La «décennie de la dernière chance» : de quelques vrais enjeux
Je trouve optimistes les vues de ceux qui pensent que l'Algérie aurait toute une décennie devant elle pour tenter son ultime chance de se sortir du chaos dans lequel elle ne cesse de s'enfoncer depuis 50 ans. Personnellement, je parlerai de quelques années, cinq à six tout au plus, tant les dangers sont imminents, omniprésents et graves : de la menace en spirale des «printemps» arabes, au ras-le-bol d'une population spoliée jusqu'à l'os, en passant par les bombes à retardement – déjà amorcées – du mégachômage endémique des jeunes, de la catastrophe dénommée éducation nationale, des rancœurs populaires devant la multiplication des Ali Baba et leurs quarante voleurs dépeçant à leur profit investissements publics, pétrole, gaz, sociétés nationales et ex-sociétés nationales devenues de prospères «entreprises privées». Cette décennie ou ces quelques années devront voir très vite l'Algérie devenir une nation digne de ce nom, un Etat de droit, une vraie «démocratie», laïque et républicaine, avec, comme en Malaisie par exemple (petit pays classé développé), un appareil économique, étatique et privé non corrompu et nationaliste, ayant autant à cœur l'enrichissement personnel que le développement du pays et de ses forces productives, ce qui est l'intérêt bien pensé et durable de tous.
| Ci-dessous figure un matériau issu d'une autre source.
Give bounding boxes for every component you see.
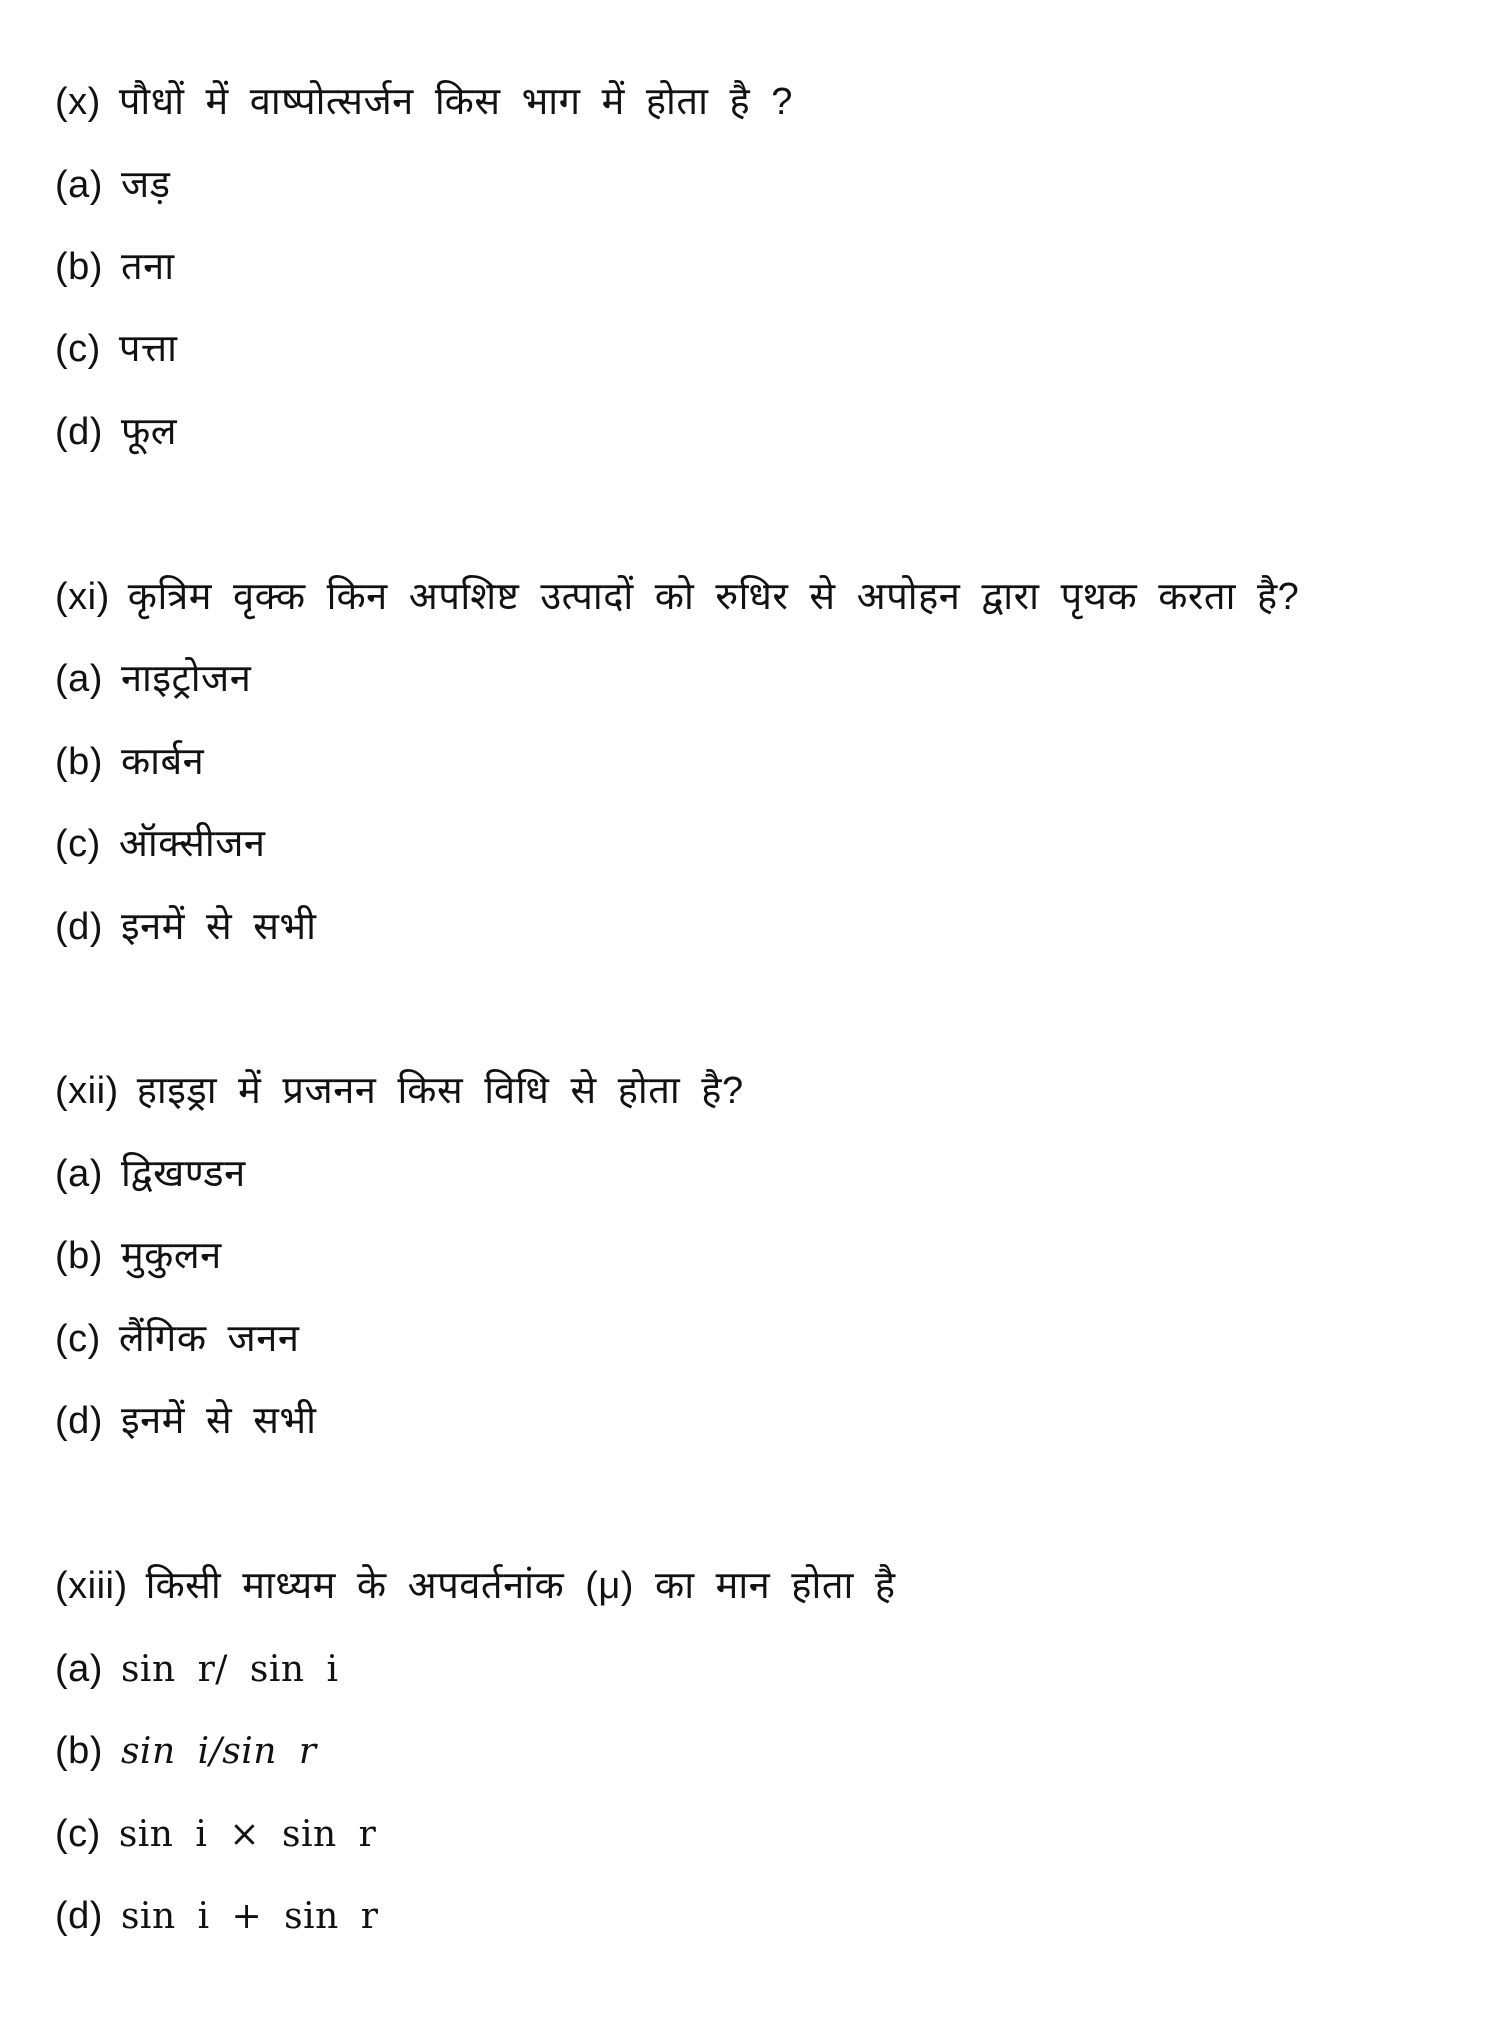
option-xii-d — [55, 1397, 316, 1445]
option-x-c — [55, 325, 178, 373]
option-label: (a) — [55, 1153, 103, 1195]
option-text: ऑक्सीजन — [118, 823, 266, 865]
option-label: (c) — [55, 328, 101, 370]
option-xiii-c — [55, 1810, 376, 1859]
question-xiii — [55, 1562, 896, 1610]
option-xi-d — [55, 903, 316, 951]
option-text: जड़ — [120, 164, 171, 206]
option-xiii-b — [55, 1727, 317, 1776]
option-text: इनमें से सभी — [120, 1400, 317, 1442]
option-label: (b) — [55, 246, 103, 288]
option-label: (a) — [55, 164, 103, 206]
option-label: (c) — [55, 823, 101, 865]
option-label: (b) — [55, 1730, 103, 1772]
option-xiii-a — [55, 1645, 338, 1694]
option-label: (d) — [55, 1400, 103, 1442]
option-text: कार्बन — [120, 741, 205, 783]
option-x-a — [55, 161, 170, 209]
question-xi — [55, 573, 1299, 621]
option-text: लैंगिक जनन — [118, 1318, 300, 1360]
option-x-b — [55, 243, 175, 291]
option-xiii-d — [55, 1892, 378, 1941]
question-text: किसी माध्यम के अपवर्तनांक (μ) का मान होता है — [145, 1565, 896, 1607]
option-text: द्विखण्डन — [120, 1153, 246, 1195]
option-label: (c) — [55, 1813, 101, 1855]
option-x-d — [55, 408, 177, 456]
option-label: (d) — [55, 411, 103, 453]
option-formula: sin i + sin r — [120, 1896, 379, 1937]
question-x — [55, 78, 793, 126]
option-text: तना — [120, 246, 175, 288]
option-label: (c) — [55, 1318, 101, 1360]
option-label: (a) — [55, 658, 103, 700]
question-text: पौधों में वाष्पोत्सर्जन किस भाग में होता है ? — [118, 81, 793, 123]
option-label: (b) — [55, 1235, 103, 1277]
option-formula: sin r/ sin i — [120, 1649, 339, 1690]
option-xii-b — [55, 1232, 222, 1280]
question-number: (xi) — [55, 576, 110, 618]
option-xi-a — [55, 655, 251, 703]
option-xii-a — [55, 1150, 246, 1198]
question-xii — [55, 1067, 744, 1115]
question-number: (x) — [55, 81, 101, 123]
option-text: नाइट्रोजन — [120, 658, 252, 700]
option-label: (d) — [55, 1895, 103, 1937]
option-label: (d) — [55, 906, 103, 948]
question-text: हाइड्रा में प्रजनन किस विधि से होता है? — [136, 1070, 744, 1112]
option-xii-c — [55, 1315, 299, 1363]
question-text: कृत्रिम वृक्क किन अपशिष्ट उत्पादों को रुधिर से अपोहन द्वारा पृथक करता है? — [127, 576, 1300, 618]
option-text: मुकुलन — [120, 1235, 222, 1277]
option-xi-c — [55, 820, 266, 868]
option-text: इनमें से सभी — [120, 906, 317, 948]
option-formula: sin i × sin r — [118, 1814, 377, 1855]
question-number: (xiii) — [55, 1565, 128, 1607]
option-text: फूल — [120, 411, 178, 453]
option-formula: sin i/sin r — [120, 1731, 317, 1772]
option-label: (a) — [55, 1648, 103, 1690]
option-xi-b — [55, 738, 204, 786]
question-number: (xii) — [55, 1070, 119, 1112]
option-text: पत्ता — [118, 328, 178, 370]
option-label: (b) — [55, 741, 103, 783]
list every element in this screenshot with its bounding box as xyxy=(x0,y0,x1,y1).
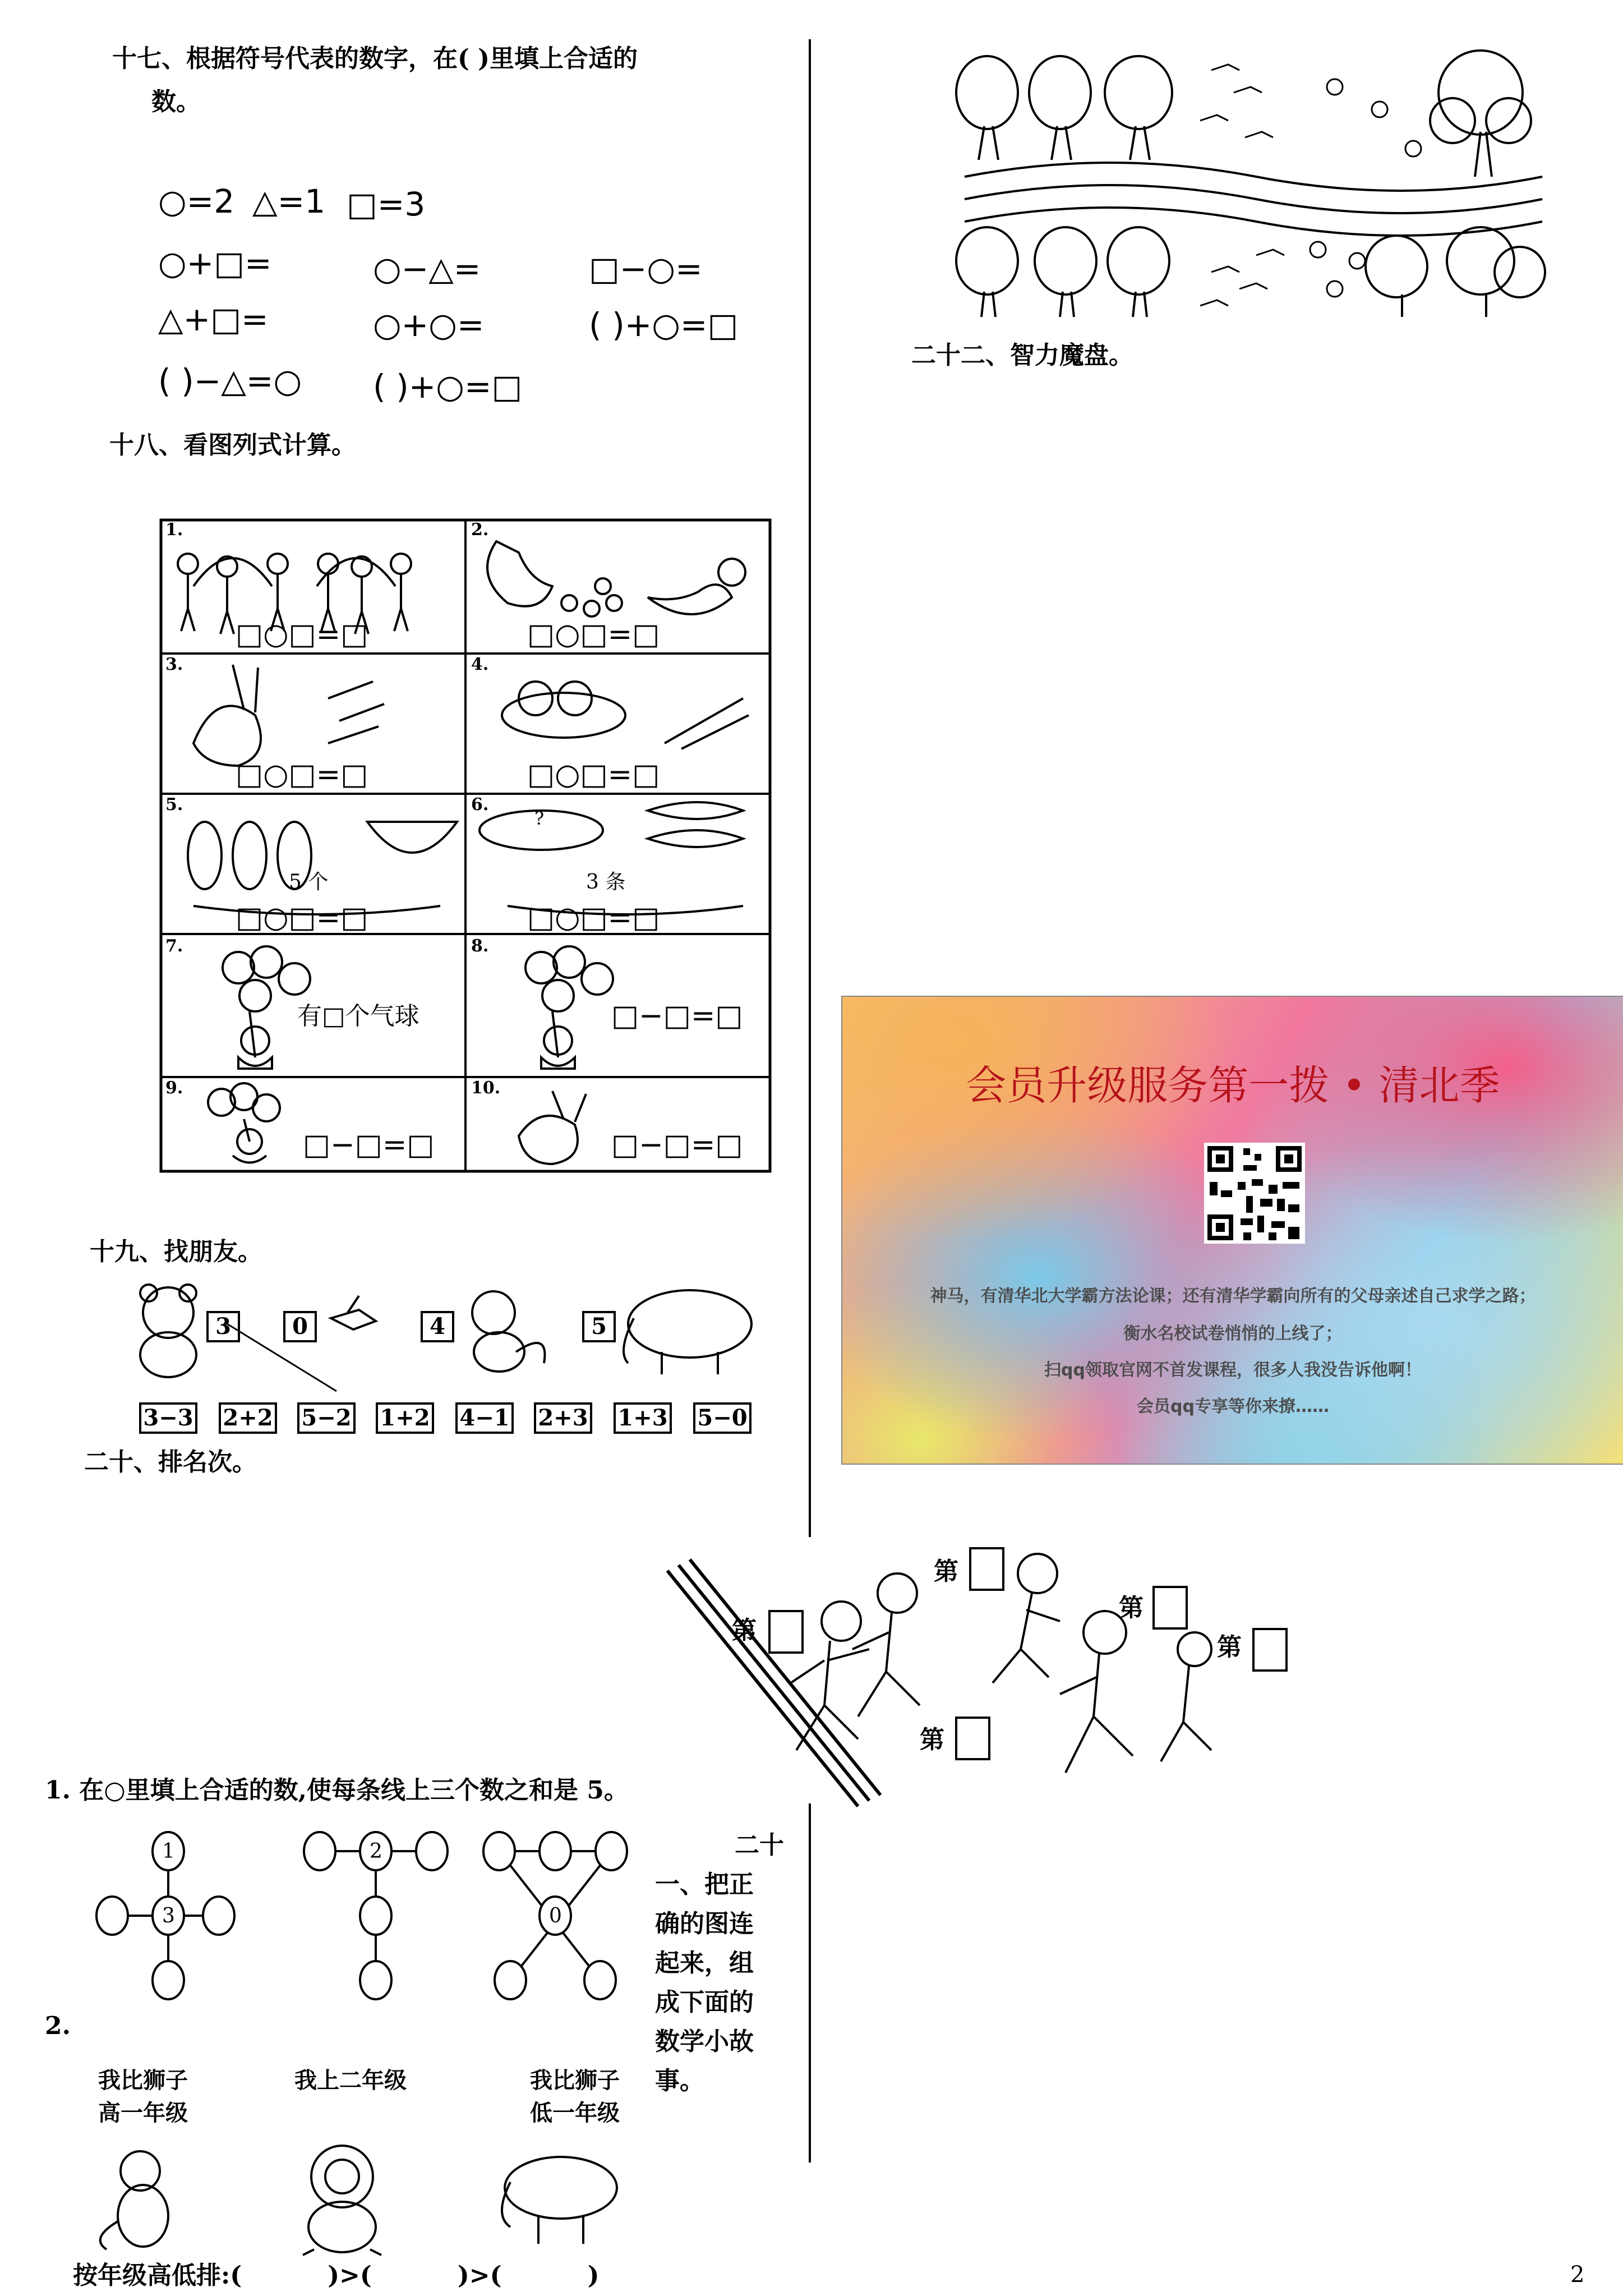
eq-5: ○+○= xyxy=(373,306,485,344)
puzzle1-n3: 0 xyxy=(549,1904,562,1927)
eq-3: □−○= xyxy=(589,250,703,288)
speech-elephant: 我比狮子 低一年级 xyxy=(530,2067,620,2126)
cell-1-num: 1. xyxy=(165,520,183,540)
cell-6-num: 6. xyxy=(471,795,489,815)
q17-title: 十七、根据符号代表的数字，在( )里填上合适的 xyxy=(112,44,638,73)
q21-line-5: 成下面的 xyxy=(655,1988,754,2017)
friend-bottom-8[interactable]: 5−0 xyxy=(693,1402,751,1434)
q19-title: 十九、找朋友。 xyxy=(90,1237,262,1266)
trees-river-picture xyxy=(953,48,1553,328)
q18-title: 十八、看图列式计算。 xyxy=(109,431,356,459)
q20-title: 二十、排名次。 xyxy=(84,1448,257,1476)
rank-box-3[interactable] xyxy=(1152,1586,1188,1630)
cell-7-num: 7. xyxy=(165,936,183,956)
page-number: 2 xyxy=(1570,2262,1585,2288)
cell-10-num: 10. xyxy=(471,1078,501,1098)
cell-2-formula: □○□=□ xyxy=(527,618,660,651)
def-square: □=3 xyxy=(347,185,426,223)
promo-line-4: 会员qq专享等你来撩…… xyxy=(1137,1397,1329,1416)
q22-title: 二十二、智力魔盘。 xyxy=(911,341,1133,370)
cell-1-formula: □○□=□ xyxy=(236,618,368,651)
speech-lion: 我上二年级 xyxy=(294,2067,407,2093)
rank-label-1: 第 xyxy=(732,1616,757,1645)
cell-5-formula: □○□=□ xyxy=(236,901,368,935)
cell-5-caption: 5 个 xyxy=(289,871,329,894)
rank-box-1[interactable] xyxy=(768,1610,804,1654)
cell-10-formula: □−□=□ xyxy=(611,1128,743,1162)
cell-4-num: 4. xyxy=(471,655,489,674)
eq-2: ○−△= xyxy=(373,250,481,288)
q21-line-2: 一、把正 xyxy=(655,1870,754,1899)
q21-line-3: 确的图连 xyxy=(655,1910,754,1938)
eq-4: △+□= xyxy=(158,300,269,338)
cell-6-caption: 3 条 xyxy=(586,871,626,894)
svg-text:?: ? xyxy=(534,808,545,829)
puzzle1-n2: 2 xyxy=(370,1840,382,1863)
eq-1: ○+□= xyxy=(158,244,272,282)
friend-top-2[interactable]: 0 xyxy=(283,1311,317,1342)
friend-bottom-5[interactable]: 4−1 xyxy=(455,1402,514,1434)
column-divider-top xyxy=(809,39,811,1537)
friend-top-1[interactable]: 3 xyxy=(206,1311,240,1342)
cell-8-num: 8. xyxy=(471,936,489,956)
def-triangle: △=1 xyxy=(252,182,326,220)
rank-label-4: 第 xyxy=(1217,1633,1242,1662)
promo-line-3: 扫qq领取官网不首发课程，很多人我没告诉他啊！ xyxy=(1044,1360,1422,1380)
def-circle: ○=2 xyxy=(158,182,235,220)
puzzle1-n1a: 1 xyxy=(162,1840,175,1863)
q21-line-6: 数学小故 xyxy=(655,2027,754,2056)
q21-line-1: 二十 xyxy=(735,1831,784,1860)
cell-8-formula: □−□=□ xyxy=(611,999,743,1033)
rank-label-2: 第 xyxy=(934,1557,958,1586)
eq-7: ( )−△=○ xyxy=(158,362,302,400)
race-picture xyxy=(656,1537,1279,1812)
puzzle2-animals xyxy=(79,2143,639,2255)
promo-card xyxy=(841,996,1623,1465)
q18-picture-grid xyxy=(160,519,771,1172)
promo-line-1: 神马，有清华北大学霸方法论课；还有清华学霸向所有的父母亲述自己求学之路； xyxy=(930,1286,1536,1306)
friend-bottom-6[interactable]: 2+3 xyxy=(534,1402,592,1434)
promo-headline: 会员升级服务第一拨 • 清北季 xyxy=(966,1062,1500,1109)
rank-box-5[interactable] xyxy=(955,1717,990,1760)
eq-6: ( )+○=□ xyxy=(589,306,739,344)
cell-3-num: 3. xyxy=(165,655,183,674)
friend-bottom-7[interactable]: 1+3 xyxy=(614,1402,672,1434)
friend-top-4[interactable]: 5 xyxy=(582,1311,616,1342)
friend-bottom-4[interactable]: 1+2 xyxy=(376,1402,434,1434)
q21-line-4: 起来，组 xyxy=(655,1949,754,1977)
cell-9-num: 9. xyxy=(165,1078,183,1098)
friend-bottom-3[interactable]: 5−2 xyxy=(297,1402,356,1434)
q17-title-cont: 数。 xyxy=(151,88,201,116)
cell-5-num: 5. xyxy=(165,795,183,815)
speech-monkey: 我比狮子 高一年级 xyxy=(98,2067,188,2126)
puzzle1-n1b: 3 xyxy=(162,1904,175,1927)
friend-top-3[interactable]: 4 xyxy=(421,1311,454,1342)
puzzle1-title: 1. 在○里填上合适的数,使每条线上三个数之和是 5。 xyxy=(45,1776,629,1805)
cell-7-formula: 有□个气球 xyxy=(297,1002,419,1030)
rank-label-3: 第 xyxy=(1119,1594,1144,1622)
column-divider-bottom xyxy=(809,1803,811,2162)
friend-bottom-1[interactable]: 3−3 xyxy=(139,1402,197,1434)
cell-3-formula: □○□=□ xyxy=(236,758,368,792)
cell-2-num: 2. xyxy=(471,520,489,540)
q21-line-7: 事。 xyxy=(655,2067,704,2095)
rank-box-2[interactable] xyxy=(969,1547,1004,1591)
promo-line-2: 衡水名校试卷悄悄的上线了； xyxy=(1123,1324,1343,1343)
rank-label-5: 第 xyxy=(920,1726,944,1754)
order-line: 按年级高低排:( )>( )>( ) xyxy=(73,2261,600,2290)
q21-title xyxy=(655,1826,784,2101)
eq-8: ( )+○=□ xyxy=(373,367,523,406)
cell-6-formula: □○□=□ xyxy=(527,901,660,935)
rank-box-4[interactable] xyxy=(1252,1628,1288,1672)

On n'a jamais autant parlé, un peu partout dans le monde, de démocratie-laïcité comme bases inévitables de prospérité économique et sociale. Et cela est particulièrement le cas, ces temps-ci, au Canada, au Québec où je peux observer tout cela à loisir infini. Devant tant de bruit entourant le débat sur la laïcité et les valeurs au Québec, en contexte de grogne étudiante face aux coûts des études, de sourde grogne populaire face à la multiplication des mises à pied, des baisses de salaire et des services publics, des dégâts dus à la dérèglementation néolibérale. Devant la montée, un peu partout dans le monde, d'idées communautaristes et xénophobes, je propose de revenir sur les origines des idées dites laïques et de laïcité, sinon de démocratie elle-même. On verra que ces idées ont, historiquement, bien plus à voir d'abord avec des révoltes contre l'exploitation des peuples, les inégalités et les injustices, que le seul retrait, stricto sensu, du religieux par rapport au politique : vaste chantier pour nos décideurs !
Origines : cesser l'exploitation concertée des peuples (laïkosen grec ancien)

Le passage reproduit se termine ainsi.